Scenario Primary Secondary
Long-running, stateful, regulated with HITLLangGraphMAF
Microsoft, .NET, or Azure enterpriseMicrosoft Agent FrameworkLangGraph
GCP, multi-language, or A2A-heavyGoogle ADKMAF
AWS-native, BedrockStrands AgentsLangGraph
OpenAI-first, thin SDKOpenAI Agents SDKPydantic AI
TypeScript or Next.js productMastraVercel AI SDK + Pydantic AI
Voice (support, telephony, telehealth)LiveKit AgentsOpenAI Agents SDK Realtime
Document Q&A or enterprise searchLlamaIndex WorkflowsLangGraph + LlamaParse
Type-safe single-agent backendPydantic AIOpenAI Agents SDK
Persistent-memory companionLettaMem0 on LangGraph
Fast role-based prototype (<1 week)CrewAIAgno
High-throughput swarm (content, social)AgnoCrewAI
Research, data analysis, code-actionSmolagentsOpenAI Agents SDK Sandbox
Anthropic-mandated environmentClaude Agent SDK
What I Would Tell a Team Starting Today

Wire observability before you wire a second agent. LangSmith, Logfire, Langfuse, Arize, or raw OpenTelemetry into Honeycomb. Retrofitting observability after the fact is rework, every time.
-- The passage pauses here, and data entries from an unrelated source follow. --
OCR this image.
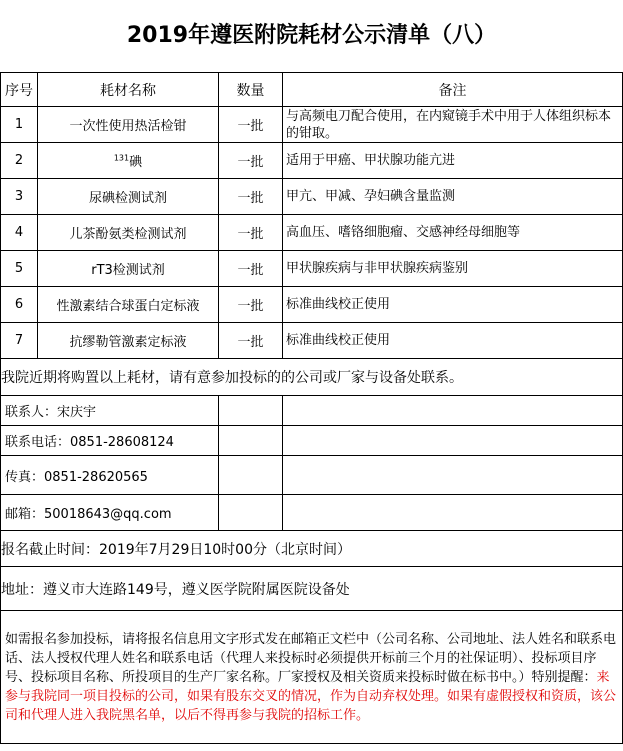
2019年遵医附院耗材公示清单（八）
序号	耗材名称	数量	备注
1	一次性使用热活检钳	一批	与高频电刀配合使用，在内窥镜手术中用于人体组织标本的钳取。
2	$^{131}$碘	一批	适用于甲癌、甲状腺功能亢进
3	尿碘检测试剂	一批	甲亢、甲减、孕妇碘含量监测
4	儿茶酚氨类检测试剂	一批	高血压、嗜铬细胞瘤、交感神经母细胞等
5	rT3检测试剂	一批	甲状腺疾病与非甲状腺疾病鉴别
6	性激素结合球蛋白定标液	一批	标准曲线校正使用
7	抗缪勒管激素定标液	一批	标准曲线校正使用
我院近期将购置以上耗材，请有意参加投标的的公司或厂家与设备处联系。			
联系人：宋庆宇			
联系电话：0851-28608124			
传真：0851-28620565			
邮箱：50018643@qq.com			
报名截止时间：2019年7月29日10时00分（北京时间）			
地址：遵义市大连路149号，遵义医学院附属医院设备处			
如需报名参加投标，请将报名信息用文字形式发在邮箱正文栏中（公司名称、公司地址、法人姓名和联系电话、法人授权代理人姓名和联系电话（代理人来投标时必须提供开标前三个月的社保证明）、投标项目序号、投标项目名称、所投项目的生产厂家名称。厂家授权及相关资质来投标时做在标书中。）特别提醒：来参与我院同一项目投标的公司，如果有股东交叉的情况，作为自动弃权处理。如果有虚假授权和资质，该公司和代理人进入我院黑名单，以后不得再参与我院的招标工作。			
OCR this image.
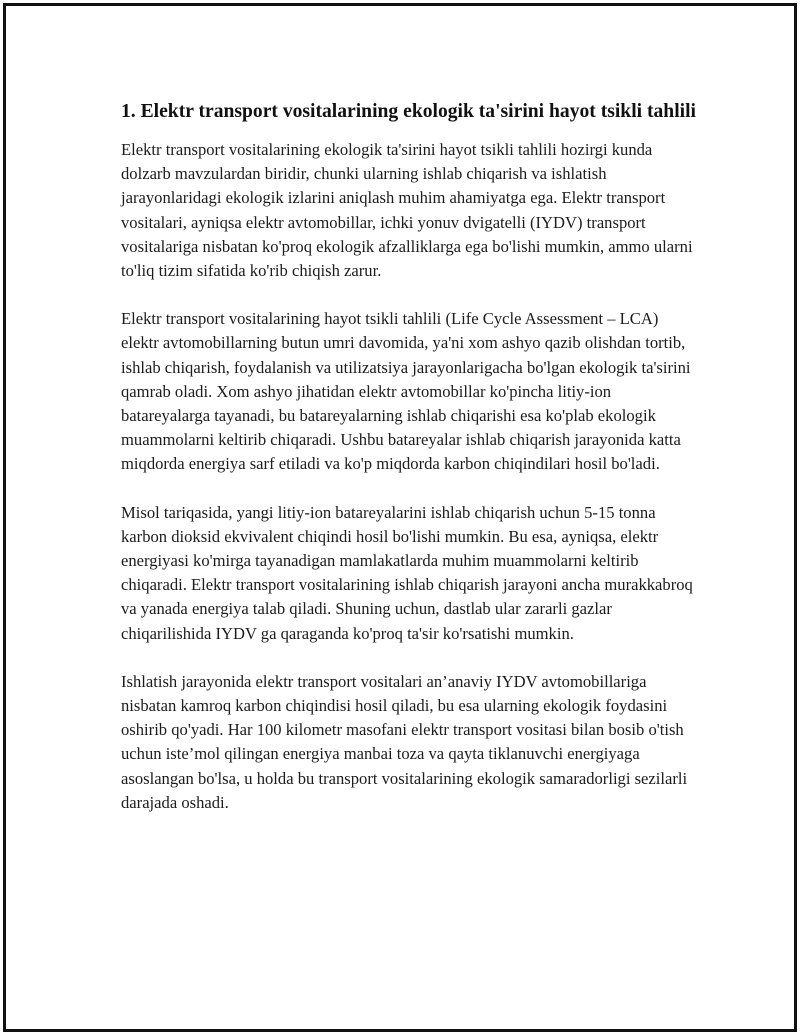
1. Elektr transport vositalarining ekologik ta'sirini hayot tsikli tahlili

Elektr transport vositalarining ekologik ta'sirini hayot tsikli tahlili hozirgi kunda dolzarb mavzulardan biridir, chunki ularning ishlab chiqarish va ishlatish jarayonlaridagi ekologik izlarini aniqlash muhim ahamiyatga ega. Elektr transport vositalari, ayniqsa elektr avtomobillar, ichki yonuv dvigatelli (IYDV) transport vositalariga nisbatan ko'proq ekologik afzalliklarga ega bo'lishi mumkin, ammo ularni to'liq tizim sifatida ko'rib chiqish zarur.

Elektr transport vositalarining hayot tsikli tahlili (Life Cycle Assessment – LCA) elektr avtomobillarning butun umri davomida, ya'ni xom ashyo qazib olishdan tortib, ishlab chiqarish, foydalanish va utilizatsiya jarayonlarigacha bo'lgan ekologik ta'sirini qamrab oladi. Xom ashyo jihatidan elektr avtomobillar ko'pincha litiy-ion batareyalarga tayanadi, bu batareyalarning ishlab chiqarishi esa ko'plab ekologik muammolarni keltirib chiqaradi. Ushbu batareyalar ishlab chiqarish jarayonida katta miqdorda energiya sarf etiladi va ko'p miqdorda karbon chiqindilari hosil bo'ladi.

Misol tariqasida, yangi litiy-ion batareyalarini ishlab chiqarish uchun 5-15 tonna karbon dioksid ekvivalent chiqindi hosil bo'lishi mumkin. Bu esa, ayniqsa, elektr energiyasi ko'mirga tayanadigan mamlakatlarda muhim muammolarni keltirib chiqaradi. Elektr transport vositalarining ishlab chiqarish jarayoni ancha murakkabroq va yanada energiya talab qiladi. Shuning uchun, dastlab ular zararli gazlar chiqarilishida IYDV ga qaraganda ko'proq ta'sir ko'rsatishi mumkin.

Ishlatish jarayonida elektr transport vositalari an’anaviy IYDV avtomobillariga nisbatan kamroq karbon chiqindisi hosil qiladi, bu esa ularning ekologik foydasini oshirib qo'yadi. Har 100 kilometr masofani elektr transport vositasi bilan bosib o'tish uchun iste’mol qilingan energiya manbai toza va qayta tiklanuvchi energiyaga asoslangan bo'lsa, u holda bu transport vositalarining ekologik samaradorligi sezilarli darajada oshadi.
Treat the framework as an attack surface. The 2026 LangChain CVEs were a category warning, not just a LangChain warning. Audit deserialization, prompt loading, and any SQL paths in any framework you adopt.

Separate framework limitations from LLM limitations. CrewAI's tool-call hallucination bug reproduces with both GPT-4 and Qwen. The framework didn't cause the hallucination, but it didn't catch it either. Pick frameworks partly on how well they detect and recover from LLM failure modes through guardrails, validators, retries, and fallback models.

The winning frameworks of 2026 are the ones that admit they cannot make the underlying model reliable, and instead make its unreliability observable, controllable, and recoverable. Anything claiming more than that is selling you something.